Надежда
Шрифт:
Бесконечное переписывание изводило меня. Я со страхом садилась за уроки. Уже с первых строчек все плыло перед глазами, и я понимала, что без помарок все равно не сделаю упражнение. А если и получится, то обязательно в конце поставлю кляксу, и тогда опять придется подчиняться требованию матери начинать все заново. Особенно трудно было выполнять уроки, когда мать сидела рядом и критиковала: «Какая каллиграфия! Непредсказуемые иероглифы!.. Новый вид вавилонской клинописи!.. Арабская вязь!» И прочее.
Чистописание превратилось для меня в каторгу. Оно отравляло жизнь. Мир для меня совсем потух. Я не видела вокруг ничего хорошего.
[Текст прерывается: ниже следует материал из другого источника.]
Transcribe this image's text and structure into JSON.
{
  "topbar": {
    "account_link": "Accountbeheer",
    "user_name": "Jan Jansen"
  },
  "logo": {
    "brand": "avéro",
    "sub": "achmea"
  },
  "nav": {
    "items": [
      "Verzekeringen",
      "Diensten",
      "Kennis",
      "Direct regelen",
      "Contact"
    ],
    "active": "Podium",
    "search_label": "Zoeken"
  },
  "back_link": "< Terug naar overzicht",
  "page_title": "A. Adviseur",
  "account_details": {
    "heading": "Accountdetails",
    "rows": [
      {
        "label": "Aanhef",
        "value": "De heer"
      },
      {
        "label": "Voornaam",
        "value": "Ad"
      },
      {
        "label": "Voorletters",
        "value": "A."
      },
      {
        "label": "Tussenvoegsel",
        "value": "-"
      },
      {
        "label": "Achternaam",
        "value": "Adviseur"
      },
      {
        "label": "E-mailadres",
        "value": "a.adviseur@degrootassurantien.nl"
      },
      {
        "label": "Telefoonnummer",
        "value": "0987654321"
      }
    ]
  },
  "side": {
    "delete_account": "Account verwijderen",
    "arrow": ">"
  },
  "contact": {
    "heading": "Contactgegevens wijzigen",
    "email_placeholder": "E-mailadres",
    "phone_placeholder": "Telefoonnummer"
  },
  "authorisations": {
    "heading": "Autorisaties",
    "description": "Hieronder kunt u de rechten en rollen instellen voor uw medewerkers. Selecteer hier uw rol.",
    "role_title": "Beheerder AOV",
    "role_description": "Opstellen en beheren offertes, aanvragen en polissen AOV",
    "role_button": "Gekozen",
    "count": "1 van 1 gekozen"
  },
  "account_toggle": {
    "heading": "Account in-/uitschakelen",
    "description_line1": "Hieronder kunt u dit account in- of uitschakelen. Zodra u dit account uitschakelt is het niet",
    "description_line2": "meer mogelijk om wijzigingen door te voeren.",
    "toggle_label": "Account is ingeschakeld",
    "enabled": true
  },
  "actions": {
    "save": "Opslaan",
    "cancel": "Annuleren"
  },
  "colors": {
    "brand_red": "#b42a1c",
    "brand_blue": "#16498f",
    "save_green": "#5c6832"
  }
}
Как-то мать пришла из школы в плохом настроении. А у меня опять тройка за дерганные дрожащие буквы. Она расшвыряла мои книги, скомкала и разорвала тетрадь в клочья и коротко сказала: «Переписывай все». Я собрала обрывки, посчитала. Шесть листов. Для второклашки и лист написать трудно. Задумалась: «Ладно, сделаю, чего бы мне это ни стоило! Но если опять порвете тетрадь, никогда больше не стану переписывать. Хоть убейте». Пишу. Время ужинать. Не пошла. Пора спать. Я пишу. Закончила к двенадцати ночи. Собрала портфель. Пальцы еле шевелятся. Спина болит. Голова не поворачивается, будто шея плохо смазана. Потушила керосиновую лампу и легла спать.
После этого случая мать опять хотела «уничтожить результат моего тяжкого труда». Я тихо, но жестко сказала: «Не рвите. Перепишу только последнюю страницу, где тройка». Мать поняла, что я поступлю по-своему, и больше не рвала тетрадей. Теперь я сама переписывала троечные работы. Ирина Федоровна одобрила мою самостоятельность. Когда страх многократного переписывания перестал давить на меня, я стала спокойней, дела с чистописанием пошли лучше.
Дома я писала медленно и старательно, за что получала пятерки. А в школе надо было успевать за диктовкой и красиво писать не получалось, хотя я очень старалась. Один раз Ирина Федоровна, раздавая тетради, негромко, но при всех «проехалась» в мой адрес: «Дома из-под палки можешь хорошо писать. И в классе тебе жандарм нужен?» После такой характеристики у меня опять пропало желание учиться писать красиво. Я перестала дома стараться выводить буквы. Пусть не думает, что я из-под палки работаю! Теперь трудно было отличить, где классные, а где домашние упражнения. Как-то мать опять раскричалась из-за почерка, свернула мокрое полотенце жгутом и замахнулась на меня. Я вспомнила Валентину Серафимовну и вновь превратилась в зверька. Мать посмотрела на меня растерянно, неуверенно покрутила в руках полотенце и ушла на кухню. «Не хватало, чтобы здесь как в детдоме было. Начнет с полотенца, а чем закончит?» — оправдывала я свой полный ненависти взгляд.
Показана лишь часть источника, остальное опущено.